Ibotta originally filed with the Securities and Exchange Commission on March 22, right after the successful IPOs of the Astera Labs and Reddit, but it wasn’t until Monday that the firm provided details. The amended S-1 shows it will release more than 5.6 million shares that range from $76 to $84. Most of those will be coming from current stockholders, with only 2.5 million part of Ibotta’s offering.
Those roughly 5.6 million represent almost 21% of all shares. With 27,221,509 outstanding, pricing at the top of the range would put Ibotta’s valuation around $2.28 billion, meaning the IPO could generate as much as $472.5 million.

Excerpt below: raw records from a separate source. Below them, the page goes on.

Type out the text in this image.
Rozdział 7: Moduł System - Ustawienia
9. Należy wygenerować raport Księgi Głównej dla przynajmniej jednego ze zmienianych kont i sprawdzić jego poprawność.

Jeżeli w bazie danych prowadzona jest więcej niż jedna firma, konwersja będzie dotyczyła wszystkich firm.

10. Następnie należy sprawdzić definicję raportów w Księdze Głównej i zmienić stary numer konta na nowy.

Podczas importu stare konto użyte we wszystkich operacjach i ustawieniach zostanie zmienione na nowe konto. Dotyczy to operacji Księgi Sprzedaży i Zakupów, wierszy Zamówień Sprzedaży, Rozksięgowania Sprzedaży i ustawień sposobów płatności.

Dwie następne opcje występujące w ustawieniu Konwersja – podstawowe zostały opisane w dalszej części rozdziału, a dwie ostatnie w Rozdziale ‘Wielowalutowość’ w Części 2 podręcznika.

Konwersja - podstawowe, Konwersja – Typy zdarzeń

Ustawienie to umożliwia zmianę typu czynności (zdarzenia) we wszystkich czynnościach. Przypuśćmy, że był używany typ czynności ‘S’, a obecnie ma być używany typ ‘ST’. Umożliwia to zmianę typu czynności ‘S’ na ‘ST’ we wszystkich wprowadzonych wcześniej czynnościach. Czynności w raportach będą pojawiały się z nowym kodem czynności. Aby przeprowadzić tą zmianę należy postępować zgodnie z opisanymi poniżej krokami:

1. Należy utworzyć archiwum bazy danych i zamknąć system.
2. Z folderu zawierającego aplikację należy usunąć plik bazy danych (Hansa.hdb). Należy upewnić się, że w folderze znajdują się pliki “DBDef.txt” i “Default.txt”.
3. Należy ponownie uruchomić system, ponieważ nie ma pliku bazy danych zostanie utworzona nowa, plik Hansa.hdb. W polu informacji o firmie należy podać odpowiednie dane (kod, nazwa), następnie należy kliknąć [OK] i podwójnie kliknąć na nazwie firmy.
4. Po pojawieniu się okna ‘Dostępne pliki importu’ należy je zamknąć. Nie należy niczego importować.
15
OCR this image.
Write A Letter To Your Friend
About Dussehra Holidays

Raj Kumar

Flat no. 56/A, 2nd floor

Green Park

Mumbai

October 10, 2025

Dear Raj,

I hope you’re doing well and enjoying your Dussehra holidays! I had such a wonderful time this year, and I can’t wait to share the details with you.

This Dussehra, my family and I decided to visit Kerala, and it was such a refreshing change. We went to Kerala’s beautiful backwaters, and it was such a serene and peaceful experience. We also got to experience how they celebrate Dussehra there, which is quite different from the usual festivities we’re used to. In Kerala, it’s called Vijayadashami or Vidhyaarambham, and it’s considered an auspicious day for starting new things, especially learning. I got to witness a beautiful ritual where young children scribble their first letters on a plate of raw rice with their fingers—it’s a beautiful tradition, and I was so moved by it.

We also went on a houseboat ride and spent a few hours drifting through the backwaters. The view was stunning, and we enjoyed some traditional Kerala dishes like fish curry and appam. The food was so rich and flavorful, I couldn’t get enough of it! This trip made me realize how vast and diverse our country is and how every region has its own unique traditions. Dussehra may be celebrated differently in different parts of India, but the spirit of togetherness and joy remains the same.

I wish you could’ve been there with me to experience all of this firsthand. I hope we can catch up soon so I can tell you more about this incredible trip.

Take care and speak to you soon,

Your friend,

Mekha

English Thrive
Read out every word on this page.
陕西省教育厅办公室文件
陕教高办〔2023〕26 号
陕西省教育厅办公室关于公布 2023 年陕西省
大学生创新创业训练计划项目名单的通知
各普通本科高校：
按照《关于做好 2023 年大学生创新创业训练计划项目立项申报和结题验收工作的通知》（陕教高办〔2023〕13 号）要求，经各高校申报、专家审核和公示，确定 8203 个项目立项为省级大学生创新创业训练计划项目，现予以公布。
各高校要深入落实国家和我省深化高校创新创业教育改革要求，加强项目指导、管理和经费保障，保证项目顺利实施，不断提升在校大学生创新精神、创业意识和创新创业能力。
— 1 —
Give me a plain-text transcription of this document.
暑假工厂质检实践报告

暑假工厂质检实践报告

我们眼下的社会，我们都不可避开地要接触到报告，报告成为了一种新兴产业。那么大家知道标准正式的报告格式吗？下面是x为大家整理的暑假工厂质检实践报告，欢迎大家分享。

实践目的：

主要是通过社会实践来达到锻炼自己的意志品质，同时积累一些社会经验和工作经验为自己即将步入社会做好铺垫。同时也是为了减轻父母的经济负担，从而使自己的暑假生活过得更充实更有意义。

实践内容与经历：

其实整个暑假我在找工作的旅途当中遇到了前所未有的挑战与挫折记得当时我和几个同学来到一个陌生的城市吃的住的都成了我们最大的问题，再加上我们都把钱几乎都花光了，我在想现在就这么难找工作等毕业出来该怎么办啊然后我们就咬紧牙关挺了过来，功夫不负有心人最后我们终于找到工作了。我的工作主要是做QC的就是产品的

While Walmart holds 2.7 million shares, the biggest venture partner is Koch Disruptive Technologies, the investment arm of Koch holdings, with around 4.8 million. KDT led Ibotta’s 2019 series D funding round, which at the time valued the company around $1 billion.
When it comes to who controls Ibotta, two of the three major VCs—Walmart and Clark Jermoluk Founders Fund—said they aren’t selling any shares, and Koch Industries is just giving up just under 5% of its current 20% voting rights. Leach is putting up just 531,000 of his 4.26 million shares and will retain almost 70% control.
The Denver-based company, which will trade on the NYSE under IBTA, achieved profitability last year while generating $320 million in revenue. In a letter accompanying the filing, CEO Bryan Leach noted how Ibotta began just 12 years ago “in the windowless basement of an old fire station in downtown Denver.”
“Our capital-light business has allowed us to grow rapidly while increasing profitability over time and capturing the benefits of a multi-sided network,” he added.
Ibotta’s platform lets consumer brands market promotions and rebates. Among the 2,400 brands that use Ibotta are Coca-Cola and Pepsi, Campbell Soup, Kraft Heinz, and General Mills. In 2021, the company entered into a partnership with Walmart to showcase its digital promotions.
“The fact that [Ibotta] has become, with Walmart, more of an enterprise software play, basically being the back-end for its Walmart cash rewards program, that lends more credence to it,” Nicholas Smith, an analyst with Renaissance Capital, which provides pre-IPO research and manages two IPO-focused ETFs, recently told TechCrunch.